The key to the entertainment factor in this film is, duh, the Martian devil girl herself. Our titular antagonist is dressed like an S&M take on Darth Vader, commands a lazily-constructed robot in the shape of a refrigerator, and flies around in an adorably shoddy UFO miniature. The people of Earth (or at least the people of the tavern) take her word for it that she’s from Mars without any semblance of doubt, based entirely on her sleek space dominatrix uniform, presumably. She boasts at length about her invisible force fields, her killer robot, the mental superiority of the Martian people, and rambles about the 4th dimension, the War of the Sexes, and a newly-invented organic metal; the tavern folk listen in bewilderment. I love the audacity of rambling off these giant ideas while sticking to the most bare bones cast, set, and effects imaginable. Yes, the killer fridge-bot shoots deadly laser bullets, but its arms lay limply at its sides; the film felt no need to animate them. The titular devil girl zaps men with her own atomic age ray gun, but when they disappear there’s no skeleton or goop left behind; there’s no visual effect as they fade away, only the cheap trick of removing them from the frame.
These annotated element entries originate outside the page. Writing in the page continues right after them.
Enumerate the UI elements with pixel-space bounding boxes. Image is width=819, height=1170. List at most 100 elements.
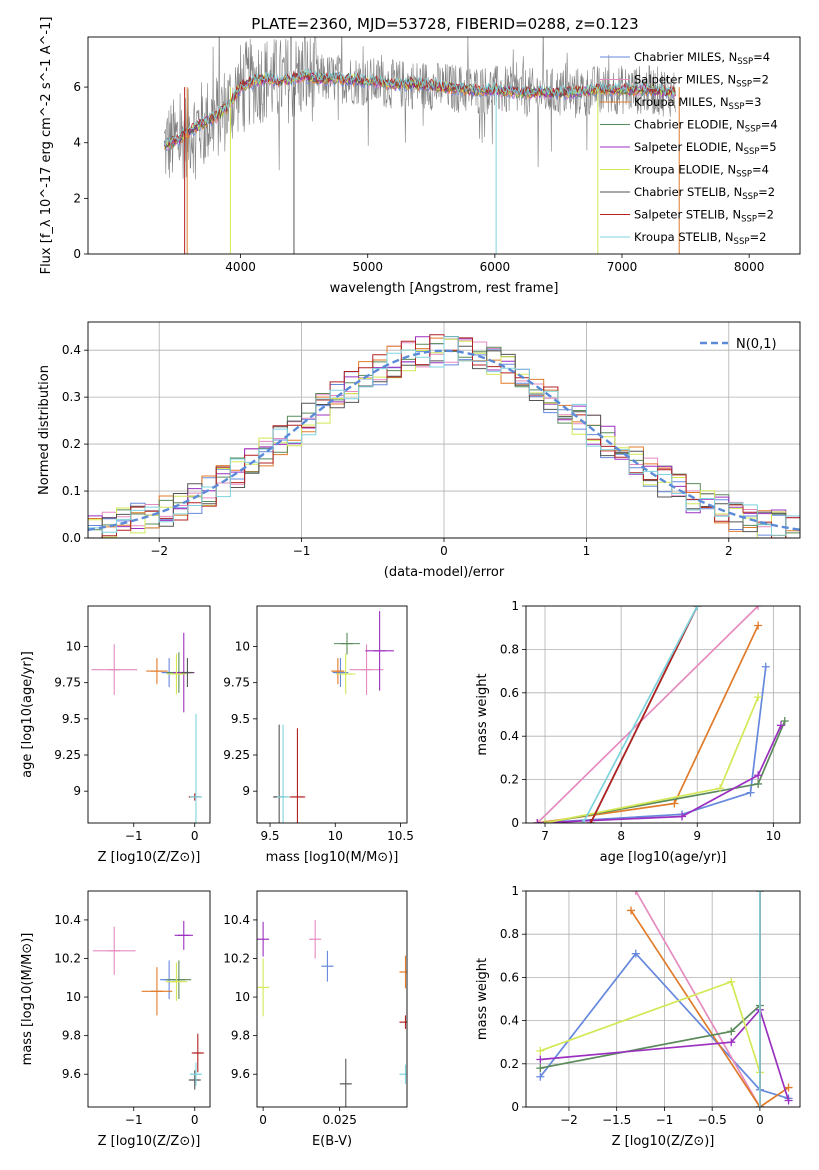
axes-frame bbox=[256, 890, 408, 1108]
legend-eq: =4 bbox=[752, 163, 769, 177]
weight-line-2 bbox=[630, 909, 789, 1107]
residuals-plot bbox=[88, 334, 800, 538]
weight-marker bbox=[536, 1064, 545, 1073]
age_vs_Z-points bbox=[91, 632, 202, 823]
legend-sub: SSP bbox=[736, 80, 752, 90]
weight-marker bbox=[631, 891, 640, 895]
x-tick-label: 10 bbox=[328, 829, 343, 843]
x-tick-label: 10.5 bbox=[387, 829, 414, 843]
weight-marker bbox=[716, 784, 725, 793]
weight-line-7 bbox=[589, 606, 699, 823]
legend-label-3: Chabrier ELODIE, NSSP=4 bbox=[634, 118, 778, 135]
y-tick-label: 9.5 bbox=[62, 712, 81, 726]
weight-marker bbox=[784, 1083, 793, 1092]
x-axis-label: age [log10(age/yr)] bbox=[600, 850, 727, 865]
weight_vs_age-lines bbox=[533, 606, 789, 823]
x-tick-label: 7 bbox=[541, 829, 549, 843]
weight-marker bbox=[627, 906, 636, 915]
legend-eq: =5 bbox=[760, 140, 777, 154]
x-tick-label: 9 bbox=[693, 829, 701, 843]
weight-marker bbox=[754, 779, 763, 788]
weight-line-4 bbox=[537, 725, 782, 823]
y-tick-label: 10 bbox=[66, 990, 81, 1004]
legend-sub: SSP bbox=[744, 147, 760, 157]
y-tick-label: 9.6 bbox=[231, 1067, 250, 1081]
legend-sub: SSP bbox=[729, 102, 745, 112]
y-tick-label: 0.4 bbox=[62, 343, 81, 357]
x-tick-label: 1 bbox=[583, 544, 591, 558]
legend-sub: SSP bbox=[736, 170, 752, 180]
y-axis-label: Flux [f_λ 10^-17 erg cm^-2 s^-1 A^-1] bbox=[39, 17, 54, 275]
y-tick-label: 2 bbox=[73, 191, 81, 205]
spectrum-model-8 bbox=[163, 67, 676, 147]
y-tick-label: 0 bbox=[511, 816, 519, 830]
y-tick-label: 4 bbox=[73, 136, 81, 150]
legend-sub: SSP bbox=[734, 237, 750, 247]
y-tick-label: 0.4 bbox=[500, 729, 519, 743]
legend-eq: =4 bbox=[761, 118, 778, 132]
y-tick-label: 9.6 bbox=[62, 1067, 81, 1081]
y-axis-label: mass weight bbox=[475, 673, 490, 755]
x-tick-label: −1 bbox=[125, 1113, 143, 1127]
y-tick-label: 9.25 bbox=[54, 748, 81, 762]
y-tick-label: 0.8 bbox=[500, 927, 519, 941]
y-tick-label: 9.25 bbox=[223, 748, 250, 762]
x-tick-label: −0.5 bbox=[698, 1113, 727, 1127]
mass_vs_ebv-points bbox=[257, 919, 407, 1107]
legend-eq: =2 bbox=[757, 208, 774, 222]
weight-marker bbox=[776, 721, 785, 730]
axes-frame bbox=[87, 321, 801, 539]
legend-sub: SSP bbox=[737, 57, 753, 67]
weight-marker bbox=[754, 621, 763, 630]
y-tick-label: 0.1 bbox=[62, 484, 81, 498]
weight-marker bbox=[754, 606, 763, 610]
legend-eq: =2 bbox=[749, 230, 766, 244]
weight-marker bbox=[536, 1046, 545, 1055]
y-tick-label: 9 bbox=[242, 784, 250, 798]
weight-marker bbox=[754, 693, 763, 702]
weight-marker bbox=[670, 799, 679, 808]
x-tick-label: 8000 bbox=[734, 260, 765, 274]
weight-marker bbox=[693, 606, 702, 610]
spectrum-legend: Chabrier MILES, NSSP=4 Salpeter MILES, NS… bbox=[600, 50, 778, 247]
x-tick-label: 7000 bbox=[607, 260, 638, 274]
figure-title: PLATE=2360, MJD=53728, FIBERID=0288, z=0… bbox=[251, 15, 638, 33]
legend-label-7: Salpeter STELIB, NSSP=2 bbox=[634, 208, 774, 225]
weight-line-3 bbox=[540, 1004, 761, 1069]
x-tick-label: −1 bbox=[125, 829, 143, 843]
legend-eq: =3 bbox=[744, 95, 761, 109]
x-tick-label: 0 bbox=[259, 1113, 267, 1127]
weight-marker bbox=[678, 812, 687, 821]
axes-mass_vs_ebv: 0 0.025 9.6 9.8 10 10.2 10.4 E(B-V) bbox=[223, 913, 357, 1149]
y-tick-label: 0.0 bbox=[62, 531, 81, 545]
x-axis-label: E(B-V) bbox=[312, 1134, 352, 1149]
axes-residuals: −2 −1 0 1 2 0.0 0.1 0.2 0.3 0.4 (data-model)/error… bbox=[37, 322, 800, 580]
weight-marker bbox=[727, 1038, 736, 1047]
spectrum-plot bbox=[163, 37, 680, 254]
weight-line-8 bbox=[582, 606, 699, 823]
y-tick-label: 10.4 bbox=[54, 913, 81, 927]
weight-line-1 bbox=[635, 891, 761, 1107]
y-tick-label: 0.2 bbox=[62, 437, 81, 451]
y-axis-label: mass [log10(M/M⊙)] bbox=[20, 933, 35, 1066]
weight-line-0 bbox=[539, 952, 789, 1100]
weight-marker bbox=[536, 1055, 545, 1064]
weight-marker bbox=[533, 819, 542, 823]
legend-label-8: Kroupa STELIB, NSSP=2 bbox=[634, 230, 766, 247]
axes-mass_vs_Z: −1 0 9.6 9.8 10 10.2 10.4 Z [log10(Z/Z⊙)] mass [… bbox=[20, 913, 200, 1149]
legend-label-1: Salpeter MILES, NSSP=2 bbox=[634, 73, 769, 90]
x-tick-label: −2 bbox=[560, 1113, 578, 1127]
x-tick-label: 0 bbox=[191, 829, 199, 843]
x-tick-label: 9.5 bbox=[260, 829, 279, 843]
x-axis-label: mass [log10(M/M⊙)] bbox=[266, 850, 399, 865]
y-tick-label: 1 bbox=[511, 599, 519, 613]
x-tick-label: 0 bbox=[191, 1113, 199, 1127]
y-tick-label: 0.6 bbox=[500, 970, 519, 984]
axes-frame bbox=[256, 605, 408, 824]
axes-spectrum: 4000 5000 6000 7000 8000 0 2 4 6 wavelength [Angs… bbox=[39, 17, 764, 296]
histogram-8 bbox=[88, 336, 800, 538]
weight_vs_Z-lines bbox=[536, 891, 793, 1107]
x-tick-label: −1 bbox=[293, 544, 311, 558]
y-tick-label: 0.4 bbox=[500, 1014, 519, 1028]
x-tick-label: −2 bbox=[150, 544, 168, 558]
Devil Girl from Mars is mostly recommendable for the ridiculous camp of its central villain, but should be approached with patience, as it takes its mediocre dramatic setup just as seriously as its goofy sci-fi horror camp. An airplane is zapped out of the sky before the opening credits even have a chance to roll (take that, Sully), but otherwise it takes a while for the men to gather & grumble in the tavern before they’re tortured by the film’s space dominatrix & her robot sub. There’s a few stray lines that make their ludicrous bickering amusing (“I’m a scientist! I believe what my brain tells me to believe,”) but for the most part it’s too dry to be funny & too inane to be prestigious, resting somewhere in a B-movie limbo. With an Ed Wood behind the wheel, both halves of these films would shine together as one ridiculous whole, but until I get the chance to waste a trip in a time machine to make that happen we just have to settle on celebrating the good & forgetting the bad in this one. If you watch the film & Ed Wood’s name is in the credits or attached to a remake, you’ll know that my mission was a success.